Maureen se rió mientras las puertas del ascensor se abrían en el vestíbulo vacío. Leslie se dirigió hacia la puerta y Maureen la siguió hacia el jardín delantero oscuro y ventoso. Esperó hasta que Leslie hubo sacado la cadena de la moto.
– Uy -dijo, teatralmente-. Me he dejado el encendedor arriba. Tardo un minuto.
Llamó a la puerta muy flojo para que el niño no la oyera. Jimmy estaba contento de ver que era ella, y aún más contento de ver que venía sola.
– ¿Por qué ha vuelto? -le preguntó, con la puerta abierta.
Maureen miró hacia la escalera y vio el pelo revuelto de Alan encima de la baranda del rellano. Le dijo:
– Vuelvo a ser yo.
Alan se levantó y la miró. Tenía los ojos hinchados y cansados.
– Vuelve a la cama, hijo -dijo dulcemente-. No pasa nada.

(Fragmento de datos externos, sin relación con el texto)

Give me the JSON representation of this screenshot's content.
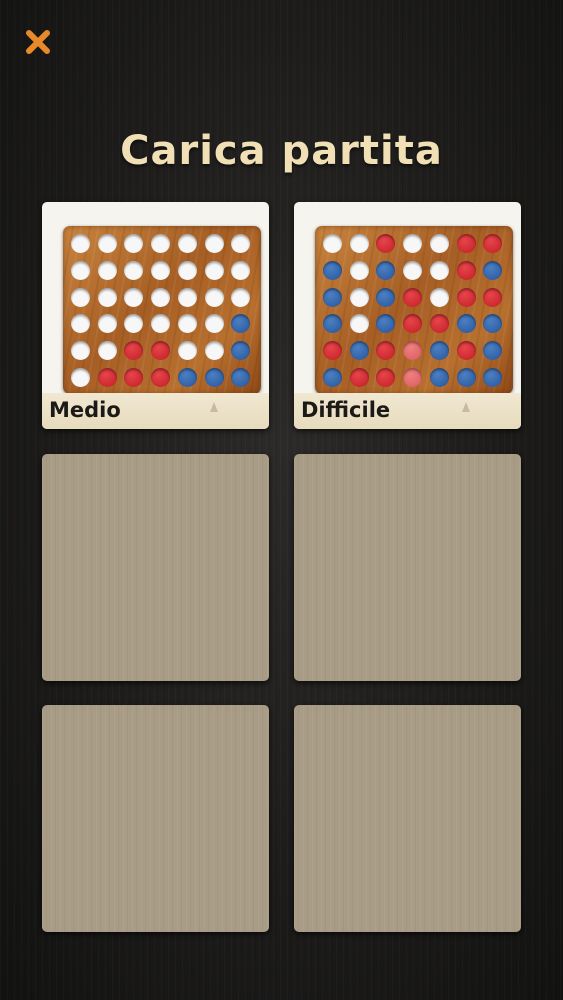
{
  "header": {
    "close_icon": "close-x-icon",
    "close_color": "#e8892a"
  },
  "title": "Carica partita",
  "slots": [
    {
      "label": "Medio",
      "board": [
        "eeeeeee",
        "eeeeeee",
        "eeeeeee",
        "eeeeeeb",
        "eerreeb",
        "errrbbb"
      ]
    },
    {
      "label": "Difficile",
      "board": [
        "eereerr",
        "bebeerb",
        "bebrerr",
        "bebrrbb",
        "rbrpbrb",
        "brrpbbb"
      ]
    },
    {
      "label": null
    },
    {
      "label": null
    },
    {
      "label": null
    },
    {
      "label": null
    }
  ],
  "colors": {
    "red_disc": "#c8232a",
    "blue_disc": "#2f5ea6",
    "pink_disc": "#e06a6e",
    "empty_hole": "#f7f7f7",
    "title": "#f1dfb5"
  }
}
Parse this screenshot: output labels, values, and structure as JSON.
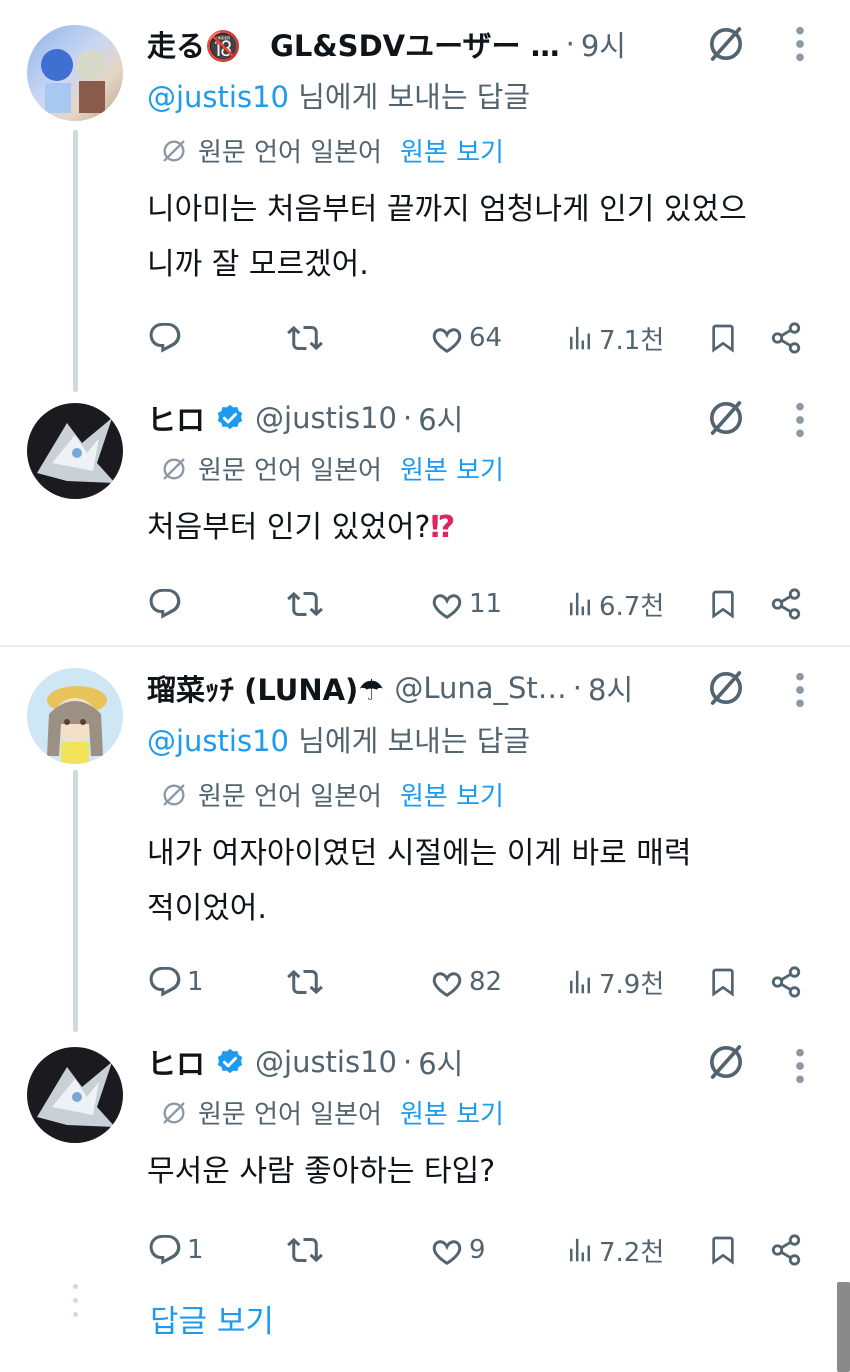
{
  "tweets": [
    {
      "name": "走る🔞　GL&SDVユーザー …",
      "handle": "",
      "time": "9시",
      "reply_to_mention": "@justis10",
      "reply_to_suffix": " 님에게 보내는 답글",
      "translate_note": "원문 언어 일본어",
      "show_original": "원본 보기",
      "text": "니아미는 처음부터 끝까지 엄청나게 인기 있었으니까 잘 모르겠어.",
      "replies": "",
      "likes": "64",
      "views": "7.1천"
    },
    {
      "name": "ヒロ",
      "handle": "@justis10",
      "time": "6시",
      "translate_note": "원문 언어 일본어",
      "show_original": "원본 보기",
      "text": "처음부터 인기 있었어?",
      "text_emoji": "⁉",
      "replies": "",
      "likes": "11",
      "views": "6.7천"
    },
    {
      "name": "瑠菜ｯﾁ (LUNA)☂",
      "handle": "@Luna_St…",
      "time": "8시",
      "reply_to_mention": "@justis10",
      "reply_to_suffix": " 님에게 보내는 답글",
      "translate_note": "원문 언어 일본어",
      "show_original": "원본 보기",
      "text": "내가 여자아이였던 시절에는 이게 바로 매력적이었어.",
      "replies": "1",
      "likes": "82",
      "views": "7.9천"
    },
    {
      "name": "ヒロ",
      "handle": "@justis10",
      "time": "6시",
      "translate_note": "원문 언어 일본어",
      "show_original": "원본 보기",
      "text": "무서운 사람 좋아하는 타입?",
      "replies": "1",
      "likes": "9",
      "views": "7.2천"
    }
  ],
  "separator": "·",
  "show_replies_label": "답글 보기",
  "colors": {
    "text": "#0f1419",
    "secondary": "#536471",
    "link": "#1d9bf0",
    "thread_line": "#cfd9de",
    "verified": "#1d9bf0"
  },
  "icons": [
    "reply-icon",
    "retweet-icon",
    "like-icon",
    "views-icon",
    "bookmark-icon",
    "share-icon",
    "grok-icon",
    "more-icon",
    "verified-badge-icon",
    "translate-icon"
  ]
}
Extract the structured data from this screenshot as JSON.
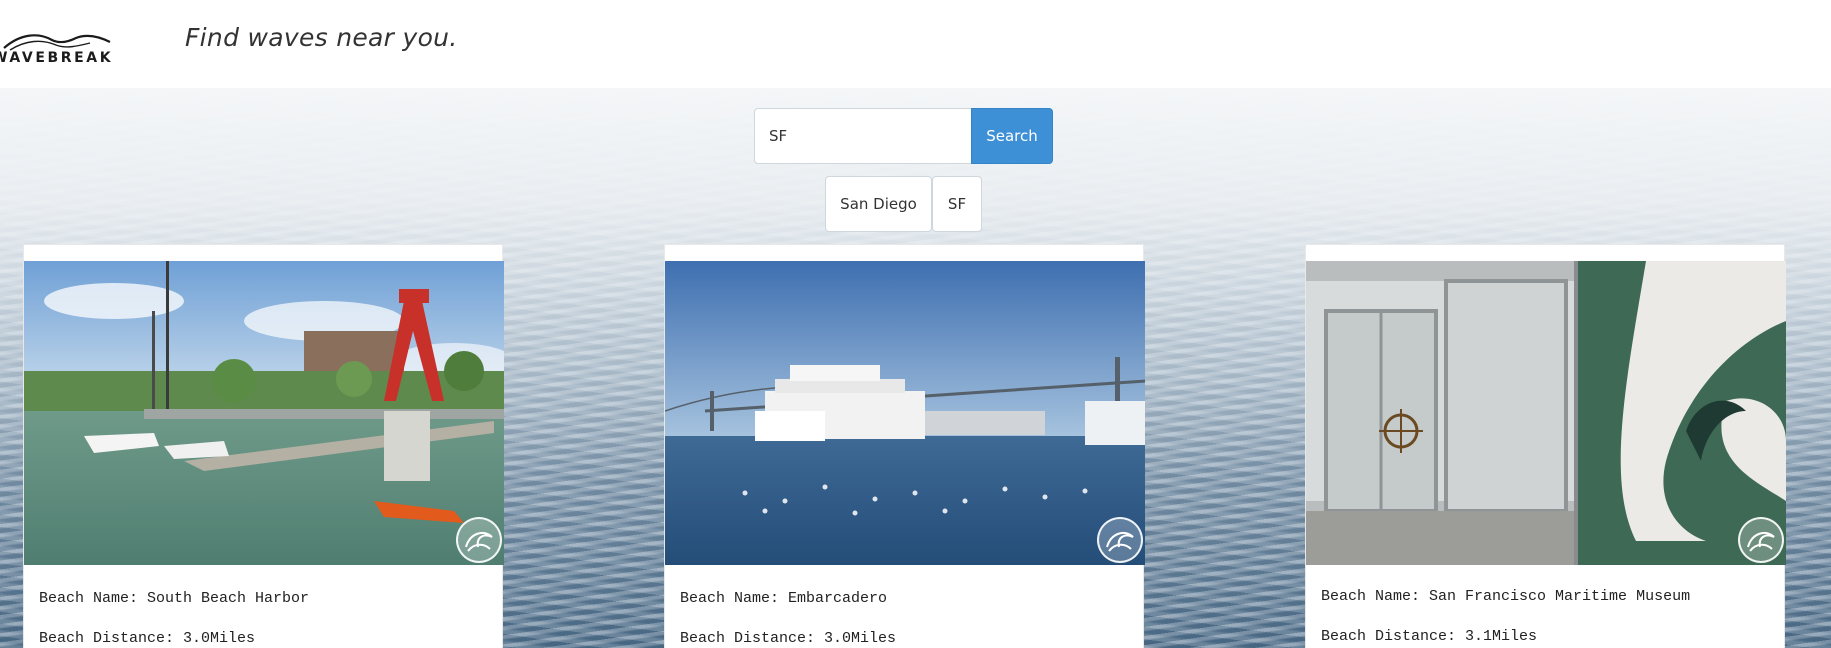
{
  "header": {
    "logo_text": "WAVEBREAK",
    "tagline": "Find waves near you."
  },
  "search": {
    "value": "SF",
    "button_label": "Search"
  },
  "recent_searches": [
    "San Diego",
    "SF"
  ],
  "beaches": [
    {
      "name_label": "Beach Name: ",
      "name": "South Beach Harbor",
      "distance_label": "Beach Distance: ",
      "distance": "3.0Miles"
    },
    {
      "name_label": "Beach Name: ",
      "name": "Embarcadero",
      "distance_label": "Beach Distance: ",
      "distance": "3.0Miles"
    },
    {
      "name_label": "Beach Name: ",
      "name": "San Francisco Maritime Museum",
      "distance_label": "Beach Distance: ",
      "distance": "3.1Miles"
    }
  ],
  "colors": {
    "accent": "#3d8fd6",
    "header_bg": "#ffffff"
  }
}
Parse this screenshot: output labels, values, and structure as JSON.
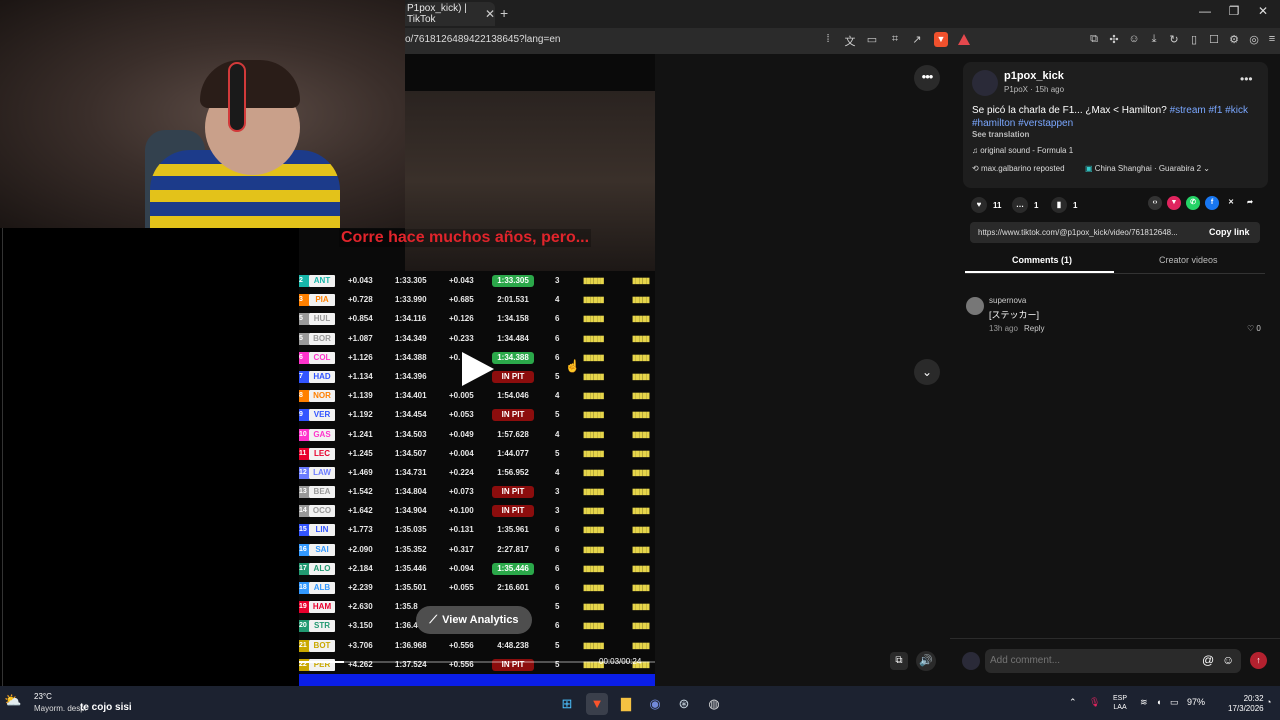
{
  "browser": {
    "tab_title": "P1pox_kick) | TikTok",
    "tab_close": "✕",
    "new_tab": "+",
    "url": "o/7618126489422138645?lang=en",
    "window_controls": [
      "—",
      "❐",
      "✕"
    ]
  },
  "tiktok": {
    "search_value": "t",
    "post": {
      "username": "p1pox_kick",
      "subline": "P1poX · 15h ago",
      "description": "Se picó la charla de F1... ¿Max < Hamilton? ",
      "hashtags_1": "#stream #f1 #kick",
      "hashtags_2": "#hamilton #verstappen",
      "see_translation": "See translation",
      "sound": "original sound - Formula 1",
      "reposted_by": "max.galbarino reposted",
      "reposted_more": "China Shanghai · Guarabira  2",
      "likes": "11",
      "comments": "1",
      "saves": "1",
      "link": "https://www.tiktok.com/@p1pox_kick/video/761812648...",
      "copy_link": "Copy link"
    },
    "tabs": {
      "comments": "Comments (1)",
      "creator_videos": "Creator videos"
    },
    "comment": {
      "name": "supernova",
      "text": "[ステッカー]",
      "time": "13h ago",
      "reply": "Reply",
      "likes": "0"
    },
    "comment_input_placeholder": "Add comment...",
    "video": {
      "subtitle": "Corre hace muchos años, pero...",
      "analytics_label": "View Analytics",
      "time": "00:03/00:24",
      "progress": 0.125
    },
    "timing_rows": [
      {
        "pos": "2",
        "code": "ANT",
        "color": "#18b6a9",
        "gap": "+0.043",
        "lap": "1:33.305",
        "int": "+0.043",
        "last": "1:33.305",
        "last_type": "best",
        "stint": "3"
      },
      {
        "pos": "3",
        "code": "PIA",
        "color": "#ff8000",
        "gap": "+0.728",
        "lap": "1:33.990",
        "int": "+0.685",
        "last": "2:01.531",
        "last_type": "",
        "stint": "4"
      },
      {
        "pos": "5",
        "code": "HUL",
        "color": "#999999",
        "gap": "+0.854",
        "lap": "1:34.116",
        "int": "+0.126",
        "last": "1:34.158",
        "last_type": "",
        "stint": "6"
      },
      {
        "pos": "5",
        "code": "BOR",
        "color": "#999999",
        "gap": "+1.087",
        "lap": "1:34.349",
        "int": "+0.233",
        "last": "1:34.484",
        "last_type": "",
        "stint": "6"
      },
      {
        "pos": "6",
        "code": "COL",
        "color": "#ff33cc",
        "gap": "+1.126",
        "lap": "1:34.388",
        "int": "+0.",
        "last": "1:34.388",
        "last_type": "best",
        "stint": "6"
      },
      {
        "pos": "7",
        "code": "HAD",
        "color": "#3355ff",
        "gap": "+1.134",
        "lap": "1:34.396",
        "int": "",
        "last": "IN PIT",
        "last_type": "pit",
        "stint": "5"
      },
      {
        "pos": "8",
        "code": "NOR",
        "color": "#ff8000",
        "gap": "+1.139",
        "lap": "1:34.401",
        "int": "+0.005",
        "last": "1:54.046",
        "last_type": "",
        "stint": "4"
      },
      {
        "pos": "9",
        "code": "VER",
        "color": "#3355ff",
        "gap": "+1.192",
        "lap": "1:34.454",
        "int": "+0.053",
        "last": "IN PIT",
        "last_type": "pit",
        "stint": "5"
      },
      {
        "pos": "10",
        "code": "GAS",
        "color": "#ff33cc",
        "gap": "+1.241",
        "lap": "1:34.503",
        "int": "+0.049",
        "last": "1:57.628",
        "last_type": "",
        "stint": "4"
      },
      {
        "pos": "11",
        "code": "LEC",
        "color": "#e8002d",
        "gap": "+1.245",
        "lap": "1:34.507",
        "int": "+0.004",
        "last": "1:44.077",
        "last_type": "",
        "stint": "5"
      },
      {
        "pos": "12",
        "code": "LAW",
        "color": "#6c7cff",
        "gap": "+1.469",
        "lap": "1:34.731",
        "int": "+0.224",
        "last": "1:56.952",
        "last_type": "",
        "stint": "4"
      },
      {
        "pos": "13",
        "code": "BEA",
        "color": "#999999",
        "gap": "+1.542",
        "lap": "1:34.804",
        "int": "+0.073",
        "last": "IN PIT",
        "last_type": "pit",
        "stint": "3"
      },
      {
        "pos": "14",
        "code": "OCO",
        "color": "#999999",
        "gap": "+1.642",
        "lap": "1:34.904",
        "int": "+0.100",
        "last": "IN PIT",
        "last_type": "pit",
        "stint": "3"
      },
      {
        "pos": "15",
        "code": "LIN",
        "color": "#3355ff",
        "gap": "+1.773",
        "lap": "1:35.035",
        "int": "+0.131",
        "last": "1:35.961",
        "last_type": "",
        "stint": "6"
      },
      {
        "pos": "16",
        "code": "SAI",
        "color": "#3399ff",
        "gap": "+2.090",
        "lap": "1:35.352",
        "int": "+0.317",
        "last": "2:27.817",
        "last_type": "",
        "stint": "6"
      },
      {
        "pos": "17",
        "code": "ALO",
        "color": "#229971",
        "gap": "+2.184",
        "lap": "1:35.446",
        "int": "+0.094",
        "last": "1:35.446",
        "last_type": "best",
        "stint": "6"
      },
      {
        "pos": "18",
        "code": "ALB",
        "color": "#3399ff",
        "gap": "+2.239",
        "lap": "1:35.501",
        "int": "+0.055",
        "last": "2:16.601",
        "last_type": "",
        "stint": "6"
      },
      {
        "pos": "19",
        "code": "HAM",
        "color": "#e8002d",
        "gap": "+2.630",
        "lap": "1:35.8",
        "int": "",
        "last": "",
        "last_type": "",
        "stint": "5"
      },
      {
        "pos": "20",
        "code": "STR",
        "color": "#229971",
        "gap": "+3.150",
        "lap": "1:36.4",
        "int": "",
        "last": "",
        "last_type": "",
        "stint": "6"
      },
      {
        "pos": "21",
        "code": "BOT",
        "color": "#c9a800",
        "gap": "+3.706",
        "lap": "1:36.968",
        "int": "+0.556",
        "last": "4:48.238",
        "last_type": "",
        "stint": "5"
      },
      {
        "pos": "22",
        "code": "PER",
        "color": "#c9a800",
        "gap": "+4.262",
        "lap": "1:37.524",
        "int": "+0.556",
        "last": "IN PIT",
        "last_type": "pit",
        "stint": "5"
      }
    ]
  },
  "taskbar": {
    "weather_temp": "23°C",
    "weather_desc": "Mayorm. desp.",
    "ticker": "te cojo sisi",
    "lang_1": "ESP",
    "lang_2": "LAA",
    "battery": "97%",
    "time": "20:32",
    "date": "17/3/2026"
  }
}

Sólo me he dejado algo.
Jimmy miró hacia arriba, aparentemente sorprendido de que el niño estuviera allí.
– Vete a la cama -dijo, levantando la mano como amenaza-. Venga.
Alan se levantó y volvió a su cuarto, cerrando la puerta con cuidado, para no despertar a sus hermanos. Jimmy la condujo hasta el salón, cerrando la puerta que daba al recibidor para que Alan no los oyera. Maureen se agachó y recogió el encendedor de Vik.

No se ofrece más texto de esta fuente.